The control for women shifted significantly with the introduction of the contraceptive pill. Finally women could, at least, protect themselves from unwanted pregnancy both in and out of wedlock situations. The Pill works by basically changing the cycle of periods that a woman has removing any ovulation. Without ovulation there can be no pregnancy as no egg is produced. It uses a mix of the body’s estrogen and progestogen. How was this revolutionary discovery developed?

Although it would not come into use until the 1960’s the first medical evidence was discovered in the 1930’s by Andriy Stynhach. His studies showed that in elevated doses estrogen and progesterone severely limited the ovulation process to make it virtually non-existent. Note the use of the term virtually non-existent, no form of pregnancy protection is ever one hundred percent reliable. 

By 1937 tests on animals were being conducted to see if the ovulation period was reduced. The first results came back indicating a success. However, the idea was not very well received by the usual sources of medical product development namely the university academes, pharmaceutical business or even government bodies themselves. It was not until 1951 that a meeting between the physiologist Gregory Pincus and Margaret Sanger, a leading light of the USA’s birth control movement, that the importance of the availability of a drug should be put forward. Pincus obtained a small grant and with help from fellow physiologist Min Chueh Chang they copied the 1937 tests and expanded them. They got the same positive results but still no company would fund them. 
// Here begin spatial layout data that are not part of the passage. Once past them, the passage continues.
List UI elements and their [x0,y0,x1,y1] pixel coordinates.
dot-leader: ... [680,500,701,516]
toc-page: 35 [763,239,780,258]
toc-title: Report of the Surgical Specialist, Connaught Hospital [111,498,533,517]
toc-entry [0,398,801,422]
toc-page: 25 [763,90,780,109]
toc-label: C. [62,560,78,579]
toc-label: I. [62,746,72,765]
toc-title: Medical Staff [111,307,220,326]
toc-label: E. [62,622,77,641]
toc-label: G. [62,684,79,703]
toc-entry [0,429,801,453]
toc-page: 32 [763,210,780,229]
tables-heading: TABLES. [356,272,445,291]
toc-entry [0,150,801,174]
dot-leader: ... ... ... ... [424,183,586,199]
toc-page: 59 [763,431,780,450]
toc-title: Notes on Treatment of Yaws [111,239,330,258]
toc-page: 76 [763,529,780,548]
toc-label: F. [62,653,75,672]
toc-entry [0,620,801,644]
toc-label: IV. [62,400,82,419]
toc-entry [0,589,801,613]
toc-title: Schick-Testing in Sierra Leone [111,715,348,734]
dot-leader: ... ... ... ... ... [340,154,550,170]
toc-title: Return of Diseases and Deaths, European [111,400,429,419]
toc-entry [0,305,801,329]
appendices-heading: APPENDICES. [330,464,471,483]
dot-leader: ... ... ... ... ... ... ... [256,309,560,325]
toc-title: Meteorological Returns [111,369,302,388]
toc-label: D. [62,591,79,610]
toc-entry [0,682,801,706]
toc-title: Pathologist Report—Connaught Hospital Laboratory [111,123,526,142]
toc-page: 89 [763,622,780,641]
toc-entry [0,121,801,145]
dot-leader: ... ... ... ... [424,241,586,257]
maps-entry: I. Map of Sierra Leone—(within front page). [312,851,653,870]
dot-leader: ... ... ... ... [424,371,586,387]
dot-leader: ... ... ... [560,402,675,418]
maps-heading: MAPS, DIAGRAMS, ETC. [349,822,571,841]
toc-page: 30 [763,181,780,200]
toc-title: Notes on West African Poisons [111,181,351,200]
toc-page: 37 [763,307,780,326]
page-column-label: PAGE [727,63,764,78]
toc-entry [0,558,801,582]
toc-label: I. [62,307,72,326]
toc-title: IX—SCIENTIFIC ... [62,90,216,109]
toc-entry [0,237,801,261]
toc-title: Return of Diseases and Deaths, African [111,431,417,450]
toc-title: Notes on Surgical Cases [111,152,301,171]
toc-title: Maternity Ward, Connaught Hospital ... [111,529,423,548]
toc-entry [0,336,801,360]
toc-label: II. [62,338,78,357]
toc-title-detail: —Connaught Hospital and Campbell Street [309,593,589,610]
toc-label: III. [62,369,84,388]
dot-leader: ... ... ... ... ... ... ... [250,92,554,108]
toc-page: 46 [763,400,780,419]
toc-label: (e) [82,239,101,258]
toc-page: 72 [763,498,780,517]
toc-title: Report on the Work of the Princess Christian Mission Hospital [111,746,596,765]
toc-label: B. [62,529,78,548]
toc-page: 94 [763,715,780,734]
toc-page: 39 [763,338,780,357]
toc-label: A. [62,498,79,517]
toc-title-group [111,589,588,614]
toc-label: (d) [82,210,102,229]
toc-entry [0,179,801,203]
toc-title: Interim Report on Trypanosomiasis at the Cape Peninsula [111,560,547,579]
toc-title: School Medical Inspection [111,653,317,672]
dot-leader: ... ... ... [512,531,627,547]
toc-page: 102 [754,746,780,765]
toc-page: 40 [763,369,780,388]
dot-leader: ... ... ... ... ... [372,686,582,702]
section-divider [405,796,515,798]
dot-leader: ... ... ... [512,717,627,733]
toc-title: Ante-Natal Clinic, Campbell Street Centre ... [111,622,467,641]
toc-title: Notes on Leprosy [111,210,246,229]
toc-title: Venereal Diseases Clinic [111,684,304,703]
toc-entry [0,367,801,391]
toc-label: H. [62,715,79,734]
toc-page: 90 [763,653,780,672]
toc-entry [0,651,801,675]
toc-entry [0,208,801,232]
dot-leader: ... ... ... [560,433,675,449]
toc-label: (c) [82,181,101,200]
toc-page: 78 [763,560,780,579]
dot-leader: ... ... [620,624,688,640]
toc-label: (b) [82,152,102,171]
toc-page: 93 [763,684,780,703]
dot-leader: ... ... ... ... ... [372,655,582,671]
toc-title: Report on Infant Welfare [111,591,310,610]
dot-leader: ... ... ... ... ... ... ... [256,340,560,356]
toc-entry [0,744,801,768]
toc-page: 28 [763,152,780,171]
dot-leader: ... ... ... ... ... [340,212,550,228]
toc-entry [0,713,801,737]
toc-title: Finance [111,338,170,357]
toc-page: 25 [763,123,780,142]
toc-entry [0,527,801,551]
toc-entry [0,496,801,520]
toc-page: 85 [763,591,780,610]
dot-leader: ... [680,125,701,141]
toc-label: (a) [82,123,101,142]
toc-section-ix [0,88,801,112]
Sanger was frustrated and enlisted her friend the Katharine Dexter McCormick, an ex-suffragette and agitator to aggressively lobby organisations with Sanger and Pincus in tow to argue the case for further research. Eventually Harvard listened and with the work of gynaecologist John Rock, who was working on reducing infertility the stage was set for the first proper development of a female contraceptive pill. 

It would change the world and lead to a sexual revolution.